Livraria da Folha

 
24/03/2010 - 18h21

Em "Estou Viva, Não Uso Mais Drogas", produtora musical expõe drama da cocaína

da Livraria da Folha

Divulgação
Cantores famosos desfilam no livro da produtora Bell Marcondes
Cantores famosos desfilam no livro da produtora Bell Marcondes

Bell Marcondes foi produtora de sucesso nos anos 80, trabalhando com artistas como Milton Nascimento, Gilberto Gil e Simone. O sucesso na indústria da música desapareceu após ela se viciar em cocaína. A decadência foi impiedosa: chegou a pedir esmolas na rua, afundou no alcoolismo e esteve à beira da morte. Mas ela teve uma segunda chance.

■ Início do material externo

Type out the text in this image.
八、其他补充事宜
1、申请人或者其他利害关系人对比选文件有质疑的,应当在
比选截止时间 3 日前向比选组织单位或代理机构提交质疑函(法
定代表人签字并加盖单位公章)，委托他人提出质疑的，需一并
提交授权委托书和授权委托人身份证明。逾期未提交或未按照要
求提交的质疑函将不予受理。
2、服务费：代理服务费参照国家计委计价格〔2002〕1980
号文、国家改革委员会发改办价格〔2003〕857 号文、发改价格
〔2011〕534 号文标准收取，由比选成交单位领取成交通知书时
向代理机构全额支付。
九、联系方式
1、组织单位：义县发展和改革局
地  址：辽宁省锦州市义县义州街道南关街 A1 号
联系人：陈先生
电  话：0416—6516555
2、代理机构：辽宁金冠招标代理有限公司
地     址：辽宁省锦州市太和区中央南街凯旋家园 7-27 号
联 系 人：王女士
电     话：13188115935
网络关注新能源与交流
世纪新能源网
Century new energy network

E essa história é contada em detalhes no livro "Estou Viva, Não Uso Mais Drogas - O Inferno de Bell".

No seu depoimento autobiográfico, Bell relata situações do cotidiano de um dependente químico no mundo da música. Ela faz diversas referências sobre convivência com artistas.

"Correu tudo certo no show. Depois de tudo acertado no hotel, pegamos nossas bagagens e fomos embora. Na volta, o clima estranho estava maior ainda e eu com muita vontade de usar alguma coisa, usar cocaína, fumar um baseado, sei lá", narra na página 122.

Leia um trecho do livro.

*

Quem ouviu algumas histórias de um dependente químico já ouviu todas. Mas vou relatar, aqui, algumas da minha vida.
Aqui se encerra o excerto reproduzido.